Every story, of course, begins with the cover. Consider the boldness of the narrative, then the act of hiding his face, shielding his eyes while he stands bare and on display proclaiming, “Boys don’t cry.” There’s pain, mystery, something delicate and bold all wrapped up in the gesture of hiding the eyes—he gives what he chooses, leaving the windows to his soul sealed shut.
Those who contributed to the vocal and lyrical color of this album were integral to the vastness of Blond’s scope. André 3000 pierced through the bravado of isolation to reveal the insecurity of existing, the self-doubt in living for one’s passion. Kim Burrell gave voice to the abstract idea of love and its many heartaches by vocalizing her dedication to the one she loves (Godspeed).
The musical depth of Blond is simply astonishing. It’s more than just good composition. It’s more than just brilliant vocals. More than just a showcase of the man’s expansive musical vocabulary. Blond is simply more. What Ocean manages to do with this piece is redefine the boundaries of genre. It goes beyond classification, and even in the complexity of the album’s construction, what we get here is simply music. Blond is an album for gluttons, those wont to gorge themselves on sound.
His influences aren’t subtle, but they aren’t meant to be. Ocean is educating us. He nurtured this sound, fed it on the influence of Brian Wilson and Roger Troutman. Sprinkled purple raindrops from Prince and explored the prismatic kaleidoscope of Robert Glasper. Ad-libs from Elliott Smith to express the imposed duality of living how one wants versus how one is told he’s supposed to, and after declaring his lack of bravery, waving a fond farewell to one role while begrudgingly stepping into another, saying, “This is not my life.” (Seigfried) A song composition compliments of the Carpenters to paint the excitement, then fear of loss inherent in mutual attraction (Close to You).

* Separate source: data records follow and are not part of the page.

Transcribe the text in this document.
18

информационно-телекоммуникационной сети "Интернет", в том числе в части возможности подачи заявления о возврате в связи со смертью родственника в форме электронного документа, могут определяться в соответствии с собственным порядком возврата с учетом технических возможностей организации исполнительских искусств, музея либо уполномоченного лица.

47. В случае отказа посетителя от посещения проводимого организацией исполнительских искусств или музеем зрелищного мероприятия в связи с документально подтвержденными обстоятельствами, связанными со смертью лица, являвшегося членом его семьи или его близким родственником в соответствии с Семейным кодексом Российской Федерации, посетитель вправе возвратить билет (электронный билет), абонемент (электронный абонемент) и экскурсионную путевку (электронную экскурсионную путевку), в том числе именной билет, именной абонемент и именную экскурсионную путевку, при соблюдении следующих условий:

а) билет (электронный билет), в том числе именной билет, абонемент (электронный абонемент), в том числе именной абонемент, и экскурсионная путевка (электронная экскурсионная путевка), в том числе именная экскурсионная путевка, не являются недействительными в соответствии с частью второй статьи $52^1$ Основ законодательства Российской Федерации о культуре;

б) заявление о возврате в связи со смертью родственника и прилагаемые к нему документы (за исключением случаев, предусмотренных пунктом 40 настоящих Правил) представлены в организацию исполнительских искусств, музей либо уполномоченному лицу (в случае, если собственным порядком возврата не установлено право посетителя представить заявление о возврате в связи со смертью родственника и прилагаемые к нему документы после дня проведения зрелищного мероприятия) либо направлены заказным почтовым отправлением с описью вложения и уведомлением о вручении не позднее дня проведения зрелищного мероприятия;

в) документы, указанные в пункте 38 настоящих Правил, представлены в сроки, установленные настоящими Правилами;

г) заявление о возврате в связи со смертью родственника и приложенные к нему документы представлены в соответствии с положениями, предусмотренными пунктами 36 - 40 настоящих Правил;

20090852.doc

In the end there’s just too much to unpack to write something as crude as a review. Lyrically, it’s as raw as anything released this year. Musically it’s an amusement park, thrilling and frightening, exciting and nauseating with its competing sounds, smells, and tastes. Vocally it’s a banquet of sounds and textures.
Frank Ocean has left a rip in my heart. There were moments when I was genuinely so close to tears my throat was raw for long moments afterward. As he was moved to quote Elliott Smith, allow me to wax Jeff Buckley: he’s the tear that hangs inside my soul forever. He manages to take what’s inside the listener and expose it right next to his sin and imperfection, proclaiming we are the same broken thing. Blond is the epitome of the human experience, an album that from cover to last note explores the paradox of being human.